Sunday, February 26

Happy Birthday


John Ray Cash
February 26, 1932--September 12, 2003

It's Brush With Greatness birthday weekend and I didn't even realize it I checked the new week's calendar. In the early 80s some friends of mine owned a restaurant. We were eating there one night and Andy came over to the table and sorta off-handedly asked if we'd like to meet Johnny Cash. He already knew the answer.

One of their patrons ran the summer series at the outdoor theater at Butler, and she had hired them to feed the acts. It was mostly Broadway road companies and middle-aged white bread singers and such, but about once a season they'd manage something good, and that year it was better than good, it was the Man in Black. (I hadn't known about it at the time because the schedule hadn't been released yet.)

So the night came--it was a Saturday, which was why Andy stayed behind and his wife came with us--and my wife and I put on chef's coats and hauled all the stuff backstage, and I fired up a grill and prepared to grill some strip steaks, having already been informed about six times that Mr. Cash's steak had to be burned.

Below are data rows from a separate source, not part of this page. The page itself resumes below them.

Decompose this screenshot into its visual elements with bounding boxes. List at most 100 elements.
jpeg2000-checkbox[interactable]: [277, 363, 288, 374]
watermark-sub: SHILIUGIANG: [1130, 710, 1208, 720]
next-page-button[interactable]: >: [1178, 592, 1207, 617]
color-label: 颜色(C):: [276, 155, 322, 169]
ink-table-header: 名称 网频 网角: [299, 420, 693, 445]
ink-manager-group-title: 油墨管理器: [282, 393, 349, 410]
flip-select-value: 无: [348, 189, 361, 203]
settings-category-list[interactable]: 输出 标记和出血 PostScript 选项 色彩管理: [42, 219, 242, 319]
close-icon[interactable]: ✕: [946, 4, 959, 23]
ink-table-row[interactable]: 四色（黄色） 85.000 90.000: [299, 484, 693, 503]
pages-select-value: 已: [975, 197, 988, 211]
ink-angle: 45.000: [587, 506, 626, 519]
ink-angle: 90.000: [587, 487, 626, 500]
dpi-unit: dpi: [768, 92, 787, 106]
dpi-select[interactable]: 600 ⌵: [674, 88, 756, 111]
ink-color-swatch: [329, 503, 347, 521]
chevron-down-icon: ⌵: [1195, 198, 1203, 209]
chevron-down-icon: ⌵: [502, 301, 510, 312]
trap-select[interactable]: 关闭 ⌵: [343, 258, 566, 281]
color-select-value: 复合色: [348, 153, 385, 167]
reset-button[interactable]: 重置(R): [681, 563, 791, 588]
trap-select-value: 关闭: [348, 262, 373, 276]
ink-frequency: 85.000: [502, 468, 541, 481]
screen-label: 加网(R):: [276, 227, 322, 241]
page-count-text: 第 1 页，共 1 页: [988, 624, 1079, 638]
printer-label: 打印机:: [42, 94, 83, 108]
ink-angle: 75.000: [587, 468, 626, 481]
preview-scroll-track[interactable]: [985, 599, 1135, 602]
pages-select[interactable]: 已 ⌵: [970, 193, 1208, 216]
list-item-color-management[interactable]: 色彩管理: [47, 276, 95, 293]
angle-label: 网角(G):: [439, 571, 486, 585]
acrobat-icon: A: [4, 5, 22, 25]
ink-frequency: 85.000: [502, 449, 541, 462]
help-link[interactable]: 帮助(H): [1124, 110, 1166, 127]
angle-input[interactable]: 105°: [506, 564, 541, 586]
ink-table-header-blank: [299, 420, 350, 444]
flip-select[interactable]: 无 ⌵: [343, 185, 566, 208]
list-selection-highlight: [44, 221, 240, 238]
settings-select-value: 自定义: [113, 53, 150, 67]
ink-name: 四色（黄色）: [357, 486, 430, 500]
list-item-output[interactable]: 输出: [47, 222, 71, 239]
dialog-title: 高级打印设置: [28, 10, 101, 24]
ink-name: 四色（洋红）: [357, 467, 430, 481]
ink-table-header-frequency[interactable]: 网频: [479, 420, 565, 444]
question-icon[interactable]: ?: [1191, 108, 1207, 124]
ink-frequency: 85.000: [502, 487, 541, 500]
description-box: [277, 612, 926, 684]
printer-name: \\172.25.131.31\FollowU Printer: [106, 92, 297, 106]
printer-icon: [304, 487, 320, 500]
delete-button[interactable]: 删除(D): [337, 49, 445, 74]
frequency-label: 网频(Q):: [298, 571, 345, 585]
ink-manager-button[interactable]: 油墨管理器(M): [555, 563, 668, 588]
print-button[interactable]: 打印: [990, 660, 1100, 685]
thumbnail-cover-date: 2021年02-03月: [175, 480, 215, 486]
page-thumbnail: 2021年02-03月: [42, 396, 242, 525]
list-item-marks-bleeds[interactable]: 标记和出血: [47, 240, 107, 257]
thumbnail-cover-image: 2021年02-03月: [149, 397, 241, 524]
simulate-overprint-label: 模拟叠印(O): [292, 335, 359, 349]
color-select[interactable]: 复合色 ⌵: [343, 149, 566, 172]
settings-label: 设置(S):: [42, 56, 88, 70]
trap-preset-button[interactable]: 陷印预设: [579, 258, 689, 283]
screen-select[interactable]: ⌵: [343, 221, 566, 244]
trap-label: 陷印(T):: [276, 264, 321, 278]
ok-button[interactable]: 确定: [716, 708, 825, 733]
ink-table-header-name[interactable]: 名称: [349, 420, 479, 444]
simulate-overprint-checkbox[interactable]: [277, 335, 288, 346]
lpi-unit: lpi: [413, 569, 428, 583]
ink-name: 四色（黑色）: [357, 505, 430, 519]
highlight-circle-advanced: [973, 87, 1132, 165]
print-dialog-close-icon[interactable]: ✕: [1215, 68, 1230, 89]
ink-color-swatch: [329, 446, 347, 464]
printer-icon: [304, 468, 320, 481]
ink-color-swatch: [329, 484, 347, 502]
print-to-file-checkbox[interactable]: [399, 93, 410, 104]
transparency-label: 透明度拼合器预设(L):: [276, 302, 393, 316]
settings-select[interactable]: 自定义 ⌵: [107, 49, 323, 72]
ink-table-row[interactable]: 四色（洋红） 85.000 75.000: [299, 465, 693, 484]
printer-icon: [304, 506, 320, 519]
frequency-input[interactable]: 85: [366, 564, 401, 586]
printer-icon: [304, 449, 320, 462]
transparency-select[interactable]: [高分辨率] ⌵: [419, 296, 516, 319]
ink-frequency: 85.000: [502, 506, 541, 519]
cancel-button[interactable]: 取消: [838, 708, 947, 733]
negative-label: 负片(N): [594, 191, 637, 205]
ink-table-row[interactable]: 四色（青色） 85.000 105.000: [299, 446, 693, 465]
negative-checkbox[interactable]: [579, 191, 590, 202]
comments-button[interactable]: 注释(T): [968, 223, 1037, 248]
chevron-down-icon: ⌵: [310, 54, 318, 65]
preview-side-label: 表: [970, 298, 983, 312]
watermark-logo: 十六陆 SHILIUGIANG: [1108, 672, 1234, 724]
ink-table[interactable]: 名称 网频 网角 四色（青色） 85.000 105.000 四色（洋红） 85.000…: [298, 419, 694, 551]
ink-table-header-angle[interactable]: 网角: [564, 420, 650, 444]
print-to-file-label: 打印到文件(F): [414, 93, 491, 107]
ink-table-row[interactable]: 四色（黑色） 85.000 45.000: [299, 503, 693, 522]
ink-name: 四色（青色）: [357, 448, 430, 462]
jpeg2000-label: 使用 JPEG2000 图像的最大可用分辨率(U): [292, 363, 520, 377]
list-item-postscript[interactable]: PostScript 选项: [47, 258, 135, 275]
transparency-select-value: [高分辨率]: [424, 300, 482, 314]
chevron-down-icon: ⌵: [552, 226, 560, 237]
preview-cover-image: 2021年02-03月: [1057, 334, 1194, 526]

They pulled up around twilight. I was outside watching the coals, and here they come. The Tennessee Three (no Carl Perkins, but still!) and their wives and nieces (okay, no nieces that I recall), then the diminutive June Carter, still striking, with those piercing eyes and high cheekbones, then the Man himself, in black.

Per instructions I started putting the steaks on, but I imagine my mouth was still hanging open as they filed past me to the backstage area, everybody but John saying, "Hi," or "Good evenin'," or "Don't those look good." I know it's a cliché to say some famous person or other was genuine, but these people were genuinely nice, not practiced-smile-for-the-little-people nice. It was like a church potluck dinner.

Everybody but John ate in the common room. June took his plate to him in his dressing room, and I was helping with the cleanup, figuring that was the end of it (I'd gotten to tell June how much I admired their work, and her songwriting, and that I was a fan of her daughter Carleen; it wasn't gushing because she was so gosh-darned nice) when Johnny walked in.

"That was a pretty good steak, young man," he said. (Thanks, I thought; if I'd burned it any more I would have just served you the charcoal.) I told him what a privilege it was, how my grandma gave me some of his 45s when I was five, and how much I missed his teevee show. "We did do some good ones," he said, and yelled something over to W S Holland. I started to get back to the cleanup, and I don't quite remember the segué, but thirty seconds later he launched into a story about trying to tackle a calf with diarrhea. In that voice.

We got seats for the show out of the deal, too.

NEXT: When's Christo's birthday, anyway?

3 comments:

  1. Anonymous10:33 AM EST

    When's Christo's birthday, anyway?

    June 13th 1935

    ReplyDelete
  2. Anonymous1:55 PM EST

    Beautiful story.

    ReplyDelete
  3. Anonymous11:27 PM EST

    Yeah, yeah, great story and all that. But have you realized what a lucky little bitch you can be sometimes? Or is there a deeper, darker secret to it all? And yes, I'm jealous.